Ha sofferto come pochi, nella sua vita personale e nella sua esperienza di medico e di volontario. La sua è stata una vita di sofferenza per gli altri.  Ma è stata anche una vita splendida, vissuta inseguendo i propri valori, le proprie convinzioni più profonde. Una vita, la sua, piena di senso. In Afghanistan sopratutto, dove ha costruito l’ospedale di Kabul con le sue stesse mani, insieme a Kaka Hawar il suo braccio destro conosciuto nel Kurdistan iracheno. In quella stessa Kabul, ora  minacciata dai talebani, Strada era arrivato nel 1998, dopo aver lavorato con il Comitato internazionale della Croce Rossa. Raggiunge via terra il nord del Paese dove, l’anno dopo, apre il primo progetto nel Paese, un Centro chirurgico per vittime di guerra ad Anabah, oggi è diventata tra le altre cose uno dei centri maternità più rinomati del Paese dove le donne partoriscono in sicurezza. Un’oasi di pace in un Paese tormentato da una guerra infinita. Poi Strada resta in Afghanistan per circa 7 anni, operando migliaia di vittime di guerra e di mine antiuomo e contribuendo all’apertura di altri progetti nel Paese. Ma non c’era solo l’Afghanistan nel suo cuore. Anche l’Iraq, dove nel Kurdistan iracheno ha fondato una clinica di riabilitazione per le vittime di mine a Sulayamaniyya intitolata  alla prima moglie Teresa morta nel 2009 dopo una lunga malattia. Un’altra eccellenza dove sono stata salvate migliaia di vite che ha reso Emergency nota a livello internazionale.

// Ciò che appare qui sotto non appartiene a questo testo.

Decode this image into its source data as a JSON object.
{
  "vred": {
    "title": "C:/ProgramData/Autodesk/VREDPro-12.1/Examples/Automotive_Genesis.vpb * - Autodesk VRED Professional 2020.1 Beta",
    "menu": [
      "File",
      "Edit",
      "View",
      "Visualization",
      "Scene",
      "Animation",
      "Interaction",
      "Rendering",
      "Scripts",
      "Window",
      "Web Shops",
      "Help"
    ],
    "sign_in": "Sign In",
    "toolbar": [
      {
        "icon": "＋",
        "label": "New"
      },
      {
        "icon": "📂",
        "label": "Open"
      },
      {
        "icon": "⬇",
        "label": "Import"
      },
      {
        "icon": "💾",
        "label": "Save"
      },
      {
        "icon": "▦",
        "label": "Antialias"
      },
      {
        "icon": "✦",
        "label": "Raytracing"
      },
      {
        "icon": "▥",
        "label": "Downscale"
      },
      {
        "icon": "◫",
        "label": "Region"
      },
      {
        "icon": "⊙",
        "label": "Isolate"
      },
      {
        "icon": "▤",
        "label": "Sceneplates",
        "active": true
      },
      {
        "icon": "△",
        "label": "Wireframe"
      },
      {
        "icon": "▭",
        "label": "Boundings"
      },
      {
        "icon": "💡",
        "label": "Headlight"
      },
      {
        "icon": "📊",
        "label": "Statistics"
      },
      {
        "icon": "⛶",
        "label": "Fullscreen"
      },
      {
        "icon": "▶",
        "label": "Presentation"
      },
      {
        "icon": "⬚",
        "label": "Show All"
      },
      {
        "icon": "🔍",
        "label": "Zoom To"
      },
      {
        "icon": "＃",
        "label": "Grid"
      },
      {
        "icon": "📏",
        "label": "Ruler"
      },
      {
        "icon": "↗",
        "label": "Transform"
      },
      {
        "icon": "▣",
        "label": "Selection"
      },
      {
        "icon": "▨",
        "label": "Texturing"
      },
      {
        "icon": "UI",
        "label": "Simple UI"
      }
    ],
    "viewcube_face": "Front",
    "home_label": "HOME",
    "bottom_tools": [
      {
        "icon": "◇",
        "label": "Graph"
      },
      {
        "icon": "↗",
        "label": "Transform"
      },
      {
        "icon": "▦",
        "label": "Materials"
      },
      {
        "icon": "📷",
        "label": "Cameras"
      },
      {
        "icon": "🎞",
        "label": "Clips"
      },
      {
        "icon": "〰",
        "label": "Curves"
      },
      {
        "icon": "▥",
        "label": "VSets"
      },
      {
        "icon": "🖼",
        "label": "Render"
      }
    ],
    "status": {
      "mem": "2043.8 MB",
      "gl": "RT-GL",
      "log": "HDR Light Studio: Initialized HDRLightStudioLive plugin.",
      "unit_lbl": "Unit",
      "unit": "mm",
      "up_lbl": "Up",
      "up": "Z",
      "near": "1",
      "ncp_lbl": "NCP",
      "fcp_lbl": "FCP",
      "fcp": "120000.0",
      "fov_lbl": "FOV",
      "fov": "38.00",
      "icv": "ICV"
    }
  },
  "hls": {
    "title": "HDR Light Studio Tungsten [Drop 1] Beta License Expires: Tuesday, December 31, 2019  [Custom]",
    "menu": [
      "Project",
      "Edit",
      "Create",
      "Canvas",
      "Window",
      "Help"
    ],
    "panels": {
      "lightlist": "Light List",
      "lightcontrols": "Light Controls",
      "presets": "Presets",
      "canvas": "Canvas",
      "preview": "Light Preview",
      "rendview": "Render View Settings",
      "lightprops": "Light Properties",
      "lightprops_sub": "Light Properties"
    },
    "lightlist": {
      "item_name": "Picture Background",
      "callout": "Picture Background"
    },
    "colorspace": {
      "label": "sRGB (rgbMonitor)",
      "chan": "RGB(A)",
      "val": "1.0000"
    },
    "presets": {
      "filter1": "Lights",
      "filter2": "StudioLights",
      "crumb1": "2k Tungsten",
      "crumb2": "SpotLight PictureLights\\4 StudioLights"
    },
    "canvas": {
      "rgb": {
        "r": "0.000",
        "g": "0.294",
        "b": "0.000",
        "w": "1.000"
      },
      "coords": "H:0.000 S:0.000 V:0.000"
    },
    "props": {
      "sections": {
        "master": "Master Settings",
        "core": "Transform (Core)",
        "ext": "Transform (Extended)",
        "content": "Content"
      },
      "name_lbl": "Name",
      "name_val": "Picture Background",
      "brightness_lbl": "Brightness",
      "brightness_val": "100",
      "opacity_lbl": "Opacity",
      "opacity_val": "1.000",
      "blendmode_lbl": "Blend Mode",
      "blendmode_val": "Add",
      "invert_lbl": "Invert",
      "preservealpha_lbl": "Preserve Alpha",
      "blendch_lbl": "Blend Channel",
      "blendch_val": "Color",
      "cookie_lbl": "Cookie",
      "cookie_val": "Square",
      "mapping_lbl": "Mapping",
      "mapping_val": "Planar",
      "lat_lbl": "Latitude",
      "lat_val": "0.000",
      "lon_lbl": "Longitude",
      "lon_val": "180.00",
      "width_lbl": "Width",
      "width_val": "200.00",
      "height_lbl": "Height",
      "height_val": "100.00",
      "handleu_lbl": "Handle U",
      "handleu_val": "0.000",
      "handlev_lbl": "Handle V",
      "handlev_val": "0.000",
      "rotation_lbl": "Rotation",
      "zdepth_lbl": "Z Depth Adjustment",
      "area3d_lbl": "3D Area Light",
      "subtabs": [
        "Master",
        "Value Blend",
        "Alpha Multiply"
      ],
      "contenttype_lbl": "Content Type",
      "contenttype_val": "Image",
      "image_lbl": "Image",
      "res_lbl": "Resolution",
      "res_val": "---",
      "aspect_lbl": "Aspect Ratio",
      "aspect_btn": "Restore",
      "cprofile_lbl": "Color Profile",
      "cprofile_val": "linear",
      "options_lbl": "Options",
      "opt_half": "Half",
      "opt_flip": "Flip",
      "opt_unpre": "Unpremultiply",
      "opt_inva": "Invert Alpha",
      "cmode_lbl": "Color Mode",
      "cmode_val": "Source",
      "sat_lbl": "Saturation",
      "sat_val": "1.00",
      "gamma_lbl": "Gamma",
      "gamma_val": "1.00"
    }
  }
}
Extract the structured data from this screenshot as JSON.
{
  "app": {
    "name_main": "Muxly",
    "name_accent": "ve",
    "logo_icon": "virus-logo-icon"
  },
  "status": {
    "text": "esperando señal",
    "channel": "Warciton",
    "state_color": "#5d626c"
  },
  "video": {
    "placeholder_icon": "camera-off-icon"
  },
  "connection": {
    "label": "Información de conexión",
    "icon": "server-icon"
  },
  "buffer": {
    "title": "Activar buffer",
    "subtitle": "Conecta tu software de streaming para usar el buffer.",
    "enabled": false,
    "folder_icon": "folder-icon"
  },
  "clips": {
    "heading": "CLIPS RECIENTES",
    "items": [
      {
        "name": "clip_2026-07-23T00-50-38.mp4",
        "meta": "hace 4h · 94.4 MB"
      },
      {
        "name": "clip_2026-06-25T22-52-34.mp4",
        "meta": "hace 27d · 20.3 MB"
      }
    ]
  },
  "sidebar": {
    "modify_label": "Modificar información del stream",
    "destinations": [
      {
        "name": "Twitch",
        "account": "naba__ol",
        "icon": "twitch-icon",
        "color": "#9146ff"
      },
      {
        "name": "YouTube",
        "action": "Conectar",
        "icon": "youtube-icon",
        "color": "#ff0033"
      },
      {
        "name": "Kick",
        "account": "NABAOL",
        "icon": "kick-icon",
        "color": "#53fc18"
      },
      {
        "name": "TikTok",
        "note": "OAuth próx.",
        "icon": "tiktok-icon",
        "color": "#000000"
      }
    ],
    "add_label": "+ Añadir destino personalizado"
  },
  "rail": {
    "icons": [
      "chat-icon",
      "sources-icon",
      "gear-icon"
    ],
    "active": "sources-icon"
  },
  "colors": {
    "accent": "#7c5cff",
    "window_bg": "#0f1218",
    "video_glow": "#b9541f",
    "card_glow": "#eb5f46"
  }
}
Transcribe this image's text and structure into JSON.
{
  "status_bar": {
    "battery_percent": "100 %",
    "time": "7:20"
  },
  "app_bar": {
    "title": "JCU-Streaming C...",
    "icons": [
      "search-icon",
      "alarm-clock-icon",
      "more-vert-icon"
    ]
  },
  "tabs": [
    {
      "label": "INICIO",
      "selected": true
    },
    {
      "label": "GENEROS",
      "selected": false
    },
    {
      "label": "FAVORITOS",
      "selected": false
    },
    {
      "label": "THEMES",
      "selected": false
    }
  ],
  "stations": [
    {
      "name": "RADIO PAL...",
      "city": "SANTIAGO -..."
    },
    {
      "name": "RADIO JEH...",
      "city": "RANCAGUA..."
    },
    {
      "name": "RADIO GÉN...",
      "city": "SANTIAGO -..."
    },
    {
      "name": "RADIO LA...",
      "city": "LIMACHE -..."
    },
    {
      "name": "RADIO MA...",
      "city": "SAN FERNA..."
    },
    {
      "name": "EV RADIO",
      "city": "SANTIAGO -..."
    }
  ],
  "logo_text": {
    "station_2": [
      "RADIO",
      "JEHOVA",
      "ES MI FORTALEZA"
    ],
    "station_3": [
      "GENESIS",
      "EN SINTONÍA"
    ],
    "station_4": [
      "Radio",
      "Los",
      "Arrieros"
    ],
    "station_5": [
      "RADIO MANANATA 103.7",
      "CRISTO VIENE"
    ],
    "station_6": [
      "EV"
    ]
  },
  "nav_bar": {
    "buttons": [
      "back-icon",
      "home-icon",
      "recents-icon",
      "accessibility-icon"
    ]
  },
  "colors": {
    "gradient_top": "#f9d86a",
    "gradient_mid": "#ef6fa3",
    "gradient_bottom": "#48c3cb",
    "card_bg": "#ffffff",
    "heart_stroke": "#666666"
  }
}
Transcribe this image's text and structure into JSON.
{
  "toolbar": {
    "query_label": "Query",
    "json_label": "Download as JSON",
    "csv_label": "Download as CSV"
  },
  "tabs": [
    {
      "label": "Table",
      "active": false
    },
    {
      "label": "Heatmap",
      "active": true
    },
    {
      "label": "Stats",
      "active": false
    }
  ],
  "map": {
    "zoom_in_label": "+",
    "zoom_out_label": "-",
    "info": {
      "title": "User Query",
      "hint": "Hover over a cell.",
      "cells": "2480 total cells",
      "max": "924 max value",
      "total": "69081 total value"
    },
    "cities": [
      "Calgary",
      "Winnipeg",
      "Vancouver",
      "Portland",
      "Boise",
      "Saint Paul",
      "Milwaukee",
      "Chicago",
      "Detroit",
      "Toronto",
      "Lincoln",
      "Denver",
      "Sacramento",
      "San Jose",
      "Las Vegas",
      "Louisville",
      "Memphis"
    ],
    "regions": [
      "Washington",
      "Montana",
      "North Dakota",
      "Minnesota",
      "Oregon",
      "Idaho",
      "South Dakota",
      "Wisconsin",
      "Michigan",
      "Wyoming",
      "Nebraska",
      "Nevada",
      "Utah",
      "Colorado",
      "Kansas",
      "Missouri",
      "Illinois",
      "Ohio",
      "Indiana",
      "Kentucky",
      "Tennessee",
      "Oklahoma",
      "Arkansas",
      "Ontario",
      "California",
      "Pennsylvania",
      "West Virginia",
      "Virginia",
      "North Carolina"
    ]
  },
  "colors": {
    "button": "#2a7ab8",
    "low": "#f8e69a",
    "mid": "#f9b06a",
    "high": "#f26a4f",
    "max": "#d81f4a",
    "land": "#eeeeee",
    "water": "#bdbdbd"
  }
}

Nel corso della sua vita sono tanti i posti dove Emergency è arrivata e le battaglie che ha combattuto. Il Sudan con il centro di cardiochirurgia di eccellenza, ma anche Ebola in Sierra Leone, fino all’ultimo ospedale pediatrico costruito in Uganda con l’amico archistar Renzo Piano.

Qualcuno si lamentava delle sue sfuriate e del suo essere troppo radicale nelle sue posizioni. Cosa rispondere se non: provate voi a essere moderati in una corsia di un reparto ospedaliero nel deserto in cui arrivano bambini con il ventre squarciato da una bomba. La sua filosofia è stata sempre quella di creare dei centri chirurgici per le vittime di guerra all’avanguardia che poi potessero essere lasciati alla popolazione locale e ai medici.  E’ sempre stato al fianco di chi combatte battaglie, sempre in prima fila alle manifestazioni contro la guerra e contro il fascismo. Con un unico obiettivo, sempre lo stesso: stare dalla parte dei meno forti. Era quella la sua ragione di vita: curare i più vulnerabili. Perché come scriveva in Pappagalli Verdi, uno dei suoi libri più belli: “Tutte le guerre sono un orrore. E che non ci si può voltare dall’altra parte, per non vedere le facce di quanti soffrono in silenzio”.